The three countries with the brightest prospects in the next year are all emerging or developing economies in Africa, while three with the bleakest outlooks are advanced economies, according to a Pew Research Centre survey conducted March 25 through May 27.

Nigeria tops the charts, with 92% of respondents seeing their economy improving in the next 12 months, compared with a net 5% who said it would stay the same or worsen. Residents in Burkina Faso and Ethiopia were similarly upbeat, with more than 80% of people in each country projecting economic progress.

 After their “Black Spring” revolution that ousted long-ruling strongman Blaise Compaore in October 2014, the people of Burkina Faso are still on a roll. (Photo/AFP).

On the other end of the scale, Poland was home to the smallest share of respondents seeing faster economic momentum in the next year, with just 16% holding that view. France — where almost half of those polled thought things would get worse — showed the weakest readings among advanced economies.

Nigeria and Ethiopia also ranked high on Pew’s survey of longer-term prospects. Each of those two had 84% of respondents judging that when their children grow up, they’ll be better off financially than their parents.

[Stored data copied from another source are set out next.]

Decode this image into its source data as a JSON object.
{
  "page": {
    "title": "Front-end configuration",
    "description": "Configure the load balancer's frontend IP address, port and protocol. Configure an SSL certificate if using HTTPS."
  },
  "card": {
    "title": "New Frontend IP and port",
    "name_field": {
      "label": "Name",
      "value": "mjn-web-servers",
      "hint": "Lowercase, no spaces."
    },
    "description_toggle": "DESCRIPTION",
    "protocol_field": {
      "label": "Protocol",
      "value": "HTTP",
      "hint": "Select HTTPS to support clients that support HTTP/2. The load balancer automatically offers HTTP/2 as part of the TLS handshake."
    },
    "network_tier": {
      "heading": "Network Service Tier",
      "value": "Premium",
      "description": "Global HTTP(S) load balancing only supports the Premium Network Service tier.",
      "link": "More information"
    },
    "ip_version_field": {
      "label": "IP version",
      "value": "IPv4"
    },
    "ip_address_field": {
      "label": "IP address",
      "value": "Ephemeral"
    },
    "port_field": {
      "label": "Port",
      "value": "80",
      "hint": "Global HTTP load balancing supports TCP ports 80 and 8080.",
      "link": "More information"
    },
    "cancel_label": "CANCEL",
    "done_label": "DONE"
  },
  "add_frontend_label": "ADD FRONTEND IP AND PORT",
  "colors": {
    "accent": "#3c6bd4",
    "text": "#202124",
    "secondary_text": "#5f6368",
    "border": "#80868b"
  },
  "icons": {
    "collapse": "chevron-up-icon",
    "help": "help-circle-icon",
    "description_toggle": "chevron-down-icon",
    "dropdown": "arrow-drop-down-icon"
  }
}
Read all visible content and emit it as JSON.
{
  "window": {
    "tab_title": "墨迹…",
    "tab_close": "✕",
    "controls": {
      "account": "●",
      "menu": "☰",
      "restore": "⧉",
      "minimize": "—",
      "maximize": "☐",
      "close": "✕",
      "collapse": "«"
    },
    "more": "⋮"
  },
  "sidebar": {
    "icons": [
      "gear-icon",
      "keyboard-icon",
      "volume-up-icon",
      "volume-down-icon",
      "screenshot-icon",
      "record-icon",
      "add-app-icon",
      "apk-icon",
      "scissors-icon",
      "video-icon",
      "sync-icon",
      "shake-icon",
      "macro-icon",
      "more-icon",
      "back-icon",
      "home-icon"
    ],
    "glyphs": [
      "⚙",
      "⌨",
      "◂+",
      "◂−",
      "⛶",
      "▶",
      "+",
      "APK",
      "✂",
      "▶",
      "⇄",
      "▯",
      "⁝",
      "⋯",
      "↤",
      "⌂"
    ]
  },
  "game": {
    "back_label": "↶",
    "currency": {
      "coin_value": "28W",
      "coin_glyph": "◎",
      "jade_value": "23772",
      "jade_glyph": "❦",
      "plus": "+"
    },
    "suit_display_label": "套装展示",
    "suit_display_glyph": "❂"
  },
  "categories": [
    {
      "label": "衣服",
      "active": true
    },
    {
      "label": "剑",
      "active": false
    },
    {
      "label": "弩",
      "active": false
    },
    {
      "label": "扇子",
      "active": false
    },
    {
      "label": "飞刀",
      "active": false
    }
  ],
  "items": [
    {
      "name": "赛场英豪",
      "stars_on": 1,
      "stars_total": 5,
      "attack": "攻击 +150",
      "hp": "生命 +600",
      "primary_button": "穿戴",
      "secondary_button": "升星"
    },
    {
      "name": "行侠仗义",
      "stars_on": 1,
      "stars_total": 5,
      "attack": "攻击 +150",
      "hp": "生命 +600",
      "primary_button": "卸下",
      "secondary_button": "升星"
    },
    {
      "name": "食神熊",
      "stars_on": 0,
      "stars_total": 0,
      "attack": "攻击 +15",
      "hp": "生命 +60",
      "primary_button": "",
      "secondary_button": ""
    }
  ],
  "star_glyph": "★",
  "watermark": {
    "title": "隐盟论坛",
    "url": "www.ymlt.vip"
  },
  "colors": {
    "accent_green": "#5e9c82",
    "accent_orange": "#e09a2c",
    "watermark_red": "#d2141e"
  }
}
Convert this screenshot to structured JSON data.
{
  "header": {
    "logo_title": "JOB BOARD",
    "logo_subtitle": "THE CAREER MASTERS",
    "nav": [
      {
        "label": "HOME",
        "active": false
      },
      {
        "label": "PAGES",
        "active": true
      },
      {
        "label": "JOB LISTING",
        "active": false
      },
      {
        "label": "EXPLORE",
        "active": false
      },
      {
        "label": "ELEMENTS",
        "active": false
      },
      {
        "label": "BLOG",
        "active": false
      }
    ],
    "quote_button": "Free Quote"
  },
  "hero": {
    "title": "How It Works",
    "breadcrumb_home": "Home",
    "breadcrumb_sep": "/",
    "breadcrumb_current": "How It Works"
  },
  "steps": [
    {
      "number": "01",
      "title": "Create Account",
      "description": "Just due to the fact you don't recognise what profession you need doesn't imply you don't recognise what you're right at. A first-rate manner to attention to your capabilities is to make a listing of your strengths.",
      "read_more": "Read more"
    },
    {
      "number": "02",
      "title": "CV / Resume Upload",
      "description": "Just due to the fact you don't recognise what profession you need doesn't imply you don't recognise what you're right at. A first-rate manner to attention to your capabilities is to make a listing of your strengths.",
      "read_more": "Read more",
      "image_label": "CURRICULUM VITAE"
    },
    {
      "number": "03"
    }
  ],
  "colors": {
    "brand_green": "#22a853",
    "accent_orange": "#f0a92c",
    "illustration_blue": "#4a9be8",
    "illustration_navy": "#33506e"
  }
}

There was widespread pessimism in richer countries like France, Japan and Italy.

As President Barack Obama prepares to visit Ethiopia next week in a first for a sitting U.S. president, after a three-day stop in Kenya, there are solid indicators of faster growth.

The government will boost spending by 20% in the budget year that began in July, with more than half allocated for roads and higher education, State Finance Minister Abraham Tekeste announced last month.

Growth in Ethiopia has beaten every other sub-Saharan country over the past decade and is projected by the International Monetary Fund (IMF) to exceed an annual rate of 8% over the next two years.

The Pew data is based on 45,435 in-person and telephone interviews in 40 countries with adults 18 and older.